When a child works one-on-one with an expert educator who truly sees them, confidence grows quickly. Mistakes become information rather than embarrassment. Success feels earned rather than lucky. This confidence carries into every subject, every classroom, every year that follows.
- Progress is steady and measurable.
Teachers can pivot on the spot, slowing down for deeper understanding, accelerating when mastery appears, weaving in executive-function skills, or adjusting the schedule to support attention patterns.
- There is no “falling through the cracks.”
Private educators know exactly where a child is academically each day. Parents don’t have to wonder whether foundational skills were missed or whether enrichment could be offered, they see it happening in real time.
- Learning becomes joyful again.
Children feel successful when instruction fits them. When they grow, stretch, and see their own progress, learning becomes something they look forward to, not endure.
A Reframed Conversation (and a More Empowered Parent)
The most freeing part of understanding these three models is recognizing that the decision is not about choosing the “best” school universally, it’s about choosing the best fit for your actual child.
Some students blossom in large, vibrant public schools.
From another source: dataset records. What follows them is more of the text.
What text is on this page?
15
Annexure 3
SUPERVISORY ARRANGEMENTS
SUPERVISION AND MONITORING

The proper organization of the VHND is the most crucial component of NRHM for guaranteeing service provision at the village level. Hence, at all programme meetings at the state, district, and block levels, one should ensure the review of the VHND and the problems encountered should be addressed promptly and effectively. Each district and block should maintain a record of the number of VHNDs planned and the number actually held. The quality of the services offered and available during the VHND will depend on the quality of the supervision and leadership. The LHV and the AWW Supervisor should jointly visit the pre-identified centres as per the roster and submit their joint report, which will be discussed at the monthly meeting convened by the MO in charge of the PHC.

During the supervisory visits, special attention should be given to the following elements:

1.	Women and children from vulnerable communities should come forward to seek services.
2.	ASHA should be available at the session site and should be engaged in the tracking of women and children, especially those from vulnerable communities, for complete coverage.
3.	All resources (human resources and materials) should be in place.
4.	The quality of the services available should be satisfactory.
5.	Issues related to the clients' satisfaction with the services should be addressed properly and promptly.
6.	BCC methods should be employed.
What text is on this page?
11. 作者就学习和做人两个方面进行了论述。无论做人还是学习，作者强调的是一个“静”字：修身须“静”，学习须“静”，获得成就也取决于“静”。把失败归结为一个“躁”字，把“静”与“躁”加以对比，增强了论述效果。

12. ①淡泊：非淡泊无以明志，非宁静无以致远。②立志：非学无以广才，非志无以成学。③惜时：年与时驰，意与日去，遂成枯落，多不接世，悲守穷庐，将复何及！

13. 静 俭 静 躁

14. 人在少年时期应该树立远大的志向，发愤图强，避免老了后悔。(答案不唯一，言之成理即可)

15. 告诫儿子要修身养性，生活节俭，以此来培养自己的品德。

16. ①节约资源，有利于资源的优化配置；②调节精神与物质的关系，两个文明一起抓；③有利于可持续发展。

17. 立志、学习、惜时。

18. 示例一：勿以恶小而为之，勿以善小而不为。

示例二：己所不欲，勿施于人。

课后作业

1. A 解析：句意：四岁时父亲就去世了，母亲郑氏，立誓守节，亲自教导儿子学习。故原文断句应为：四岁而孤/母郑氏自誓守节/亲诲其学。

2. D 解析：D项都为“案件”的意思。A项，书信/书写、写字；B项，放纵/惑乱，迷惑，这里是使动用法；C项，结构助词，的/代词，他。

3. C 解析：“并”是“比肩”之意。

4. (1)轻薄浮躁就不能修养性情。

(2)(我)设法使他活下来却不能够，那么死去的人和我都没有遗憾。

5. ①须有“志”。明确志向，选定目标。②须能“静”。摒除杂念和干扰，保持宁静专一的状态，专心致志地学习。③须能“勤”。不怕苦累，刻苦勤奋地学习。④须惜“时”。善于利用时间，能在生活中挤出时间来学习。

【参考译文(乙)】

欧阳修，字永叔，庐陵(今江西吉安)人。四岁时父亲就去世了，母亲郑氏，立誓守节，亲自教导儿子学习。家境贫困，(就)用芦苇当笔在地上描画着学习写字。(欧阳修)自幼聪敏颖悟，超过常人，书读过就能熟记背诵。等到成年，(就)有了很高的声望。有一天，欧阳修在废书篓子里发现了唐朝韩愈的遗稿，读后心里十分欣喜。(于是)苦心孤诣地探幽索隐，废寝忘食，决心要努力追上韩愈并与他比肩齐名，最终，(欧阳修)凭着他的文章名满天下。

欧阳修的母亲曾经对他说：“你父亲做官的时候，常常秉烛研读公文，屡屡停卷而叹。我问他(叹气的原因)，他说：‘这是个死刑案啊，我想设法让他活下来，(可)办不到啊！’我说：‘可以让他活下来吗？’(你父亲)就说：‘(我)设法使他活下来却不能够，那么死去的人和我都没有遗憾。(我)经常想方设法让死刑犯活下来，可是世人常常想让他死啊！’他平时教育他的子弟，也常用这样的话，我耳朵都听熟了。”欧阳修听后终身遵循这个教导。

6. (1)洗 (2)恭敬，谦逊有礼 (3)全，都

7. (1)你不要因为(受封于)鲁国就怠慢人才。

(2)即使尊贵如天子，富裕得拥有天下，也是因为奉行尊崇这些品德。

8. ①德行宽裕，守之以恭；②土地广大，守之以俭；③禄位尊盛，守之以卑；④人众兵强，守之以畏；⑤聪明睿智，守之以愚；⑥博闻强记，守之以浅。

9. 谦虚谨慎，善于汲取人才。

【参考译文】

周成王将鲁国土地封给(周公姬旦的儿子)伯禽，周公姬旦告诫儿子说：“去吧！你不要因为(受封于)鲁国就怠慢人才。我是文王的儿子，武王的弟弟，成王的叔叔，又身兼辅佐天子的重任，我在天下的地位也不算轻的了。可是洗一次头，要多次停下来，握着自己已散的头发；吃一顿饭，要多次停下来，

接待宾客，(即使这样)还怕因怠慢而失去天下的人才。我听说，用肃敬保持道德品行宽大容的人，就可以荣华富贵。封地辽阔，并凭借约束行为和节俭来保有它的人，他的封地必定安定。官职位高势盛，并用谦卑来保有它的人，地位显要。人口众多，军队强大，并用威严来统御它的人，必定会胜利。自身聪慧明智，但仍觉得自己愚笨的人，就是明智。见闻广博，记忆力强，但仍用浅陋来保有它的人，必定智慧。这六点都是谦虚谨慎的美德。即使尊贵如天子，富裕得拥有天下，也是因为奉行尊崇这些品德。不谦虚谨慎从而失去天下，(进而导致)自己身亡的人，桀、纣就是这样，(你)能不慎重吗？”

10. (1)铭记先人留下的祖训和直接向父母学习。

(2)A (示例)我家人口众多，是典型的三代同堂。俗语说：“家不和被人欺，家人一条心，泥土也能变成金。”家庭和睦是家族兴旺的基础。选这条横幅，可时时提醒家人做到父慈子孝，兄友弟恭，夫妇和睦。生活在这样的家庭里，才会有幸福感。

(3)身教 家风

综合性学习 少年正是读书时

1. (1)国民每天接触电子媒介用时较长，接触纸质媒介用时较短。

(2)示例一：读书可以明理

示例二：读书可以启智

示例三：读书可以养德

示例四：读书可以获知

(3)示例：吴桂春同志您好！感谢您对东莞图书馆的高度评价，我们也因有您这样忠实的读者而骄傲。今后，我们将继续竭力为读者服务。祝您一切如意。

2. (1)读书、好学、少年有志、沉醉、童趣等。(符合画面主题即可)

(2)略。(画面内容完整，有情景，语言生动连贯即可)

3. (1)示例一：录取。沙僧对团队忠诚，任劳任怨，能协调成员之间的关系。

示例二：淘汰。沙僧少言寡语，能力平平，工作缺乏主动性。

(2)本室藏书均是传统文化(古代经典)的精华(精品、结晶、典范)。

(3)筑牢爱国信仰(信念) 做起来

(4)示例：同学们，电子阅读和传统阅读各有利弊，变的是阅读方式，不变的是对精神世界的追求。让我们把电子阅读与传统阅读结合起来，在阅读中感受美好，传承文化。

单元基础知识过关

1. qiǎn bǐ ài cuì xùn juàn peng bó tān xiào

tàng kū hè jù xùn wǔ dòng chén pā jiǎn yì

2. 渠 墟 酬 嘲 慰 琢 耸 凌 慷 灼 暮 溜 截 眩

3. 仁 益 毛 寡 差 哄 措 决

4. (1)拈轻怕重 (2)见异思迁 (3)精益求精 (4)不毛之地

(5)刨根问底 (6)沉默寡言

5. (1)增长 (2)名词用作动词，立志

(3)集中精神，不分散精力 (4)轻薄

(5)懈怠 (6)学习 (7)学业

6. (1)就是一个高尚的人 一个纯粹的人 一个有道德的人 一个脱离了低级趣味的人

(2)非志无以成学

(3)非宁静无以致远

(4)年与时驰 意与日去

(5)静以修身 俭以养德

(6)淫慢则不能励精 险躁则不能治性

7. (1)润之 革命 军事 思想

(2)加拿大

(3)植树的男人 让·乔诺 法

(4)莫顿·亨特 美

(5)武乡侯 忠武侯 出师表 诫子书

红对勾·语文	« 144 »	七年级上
Others crave the structure and community of a private school. And many, more than ever before, need personalized instruction that doesn’t exist in a traditional classroom.
The Bespoke Model doesn’t replace public or private education. It extends the possibilities, offering something that fills the gaps left by both. For families who want a truly tailored experience, built around confidence, growth, and meaningful relationships, it may be the solution they didn’t know existed.
In the end, the debate isn’t really public vs. private vs. private educator. It’s:
What kind of learning environment allows your child to thrive, not just academically, but as a whole human being?
For many families, the answer is becoming clear: a model where the right teacher, with the right relationship, can change everything.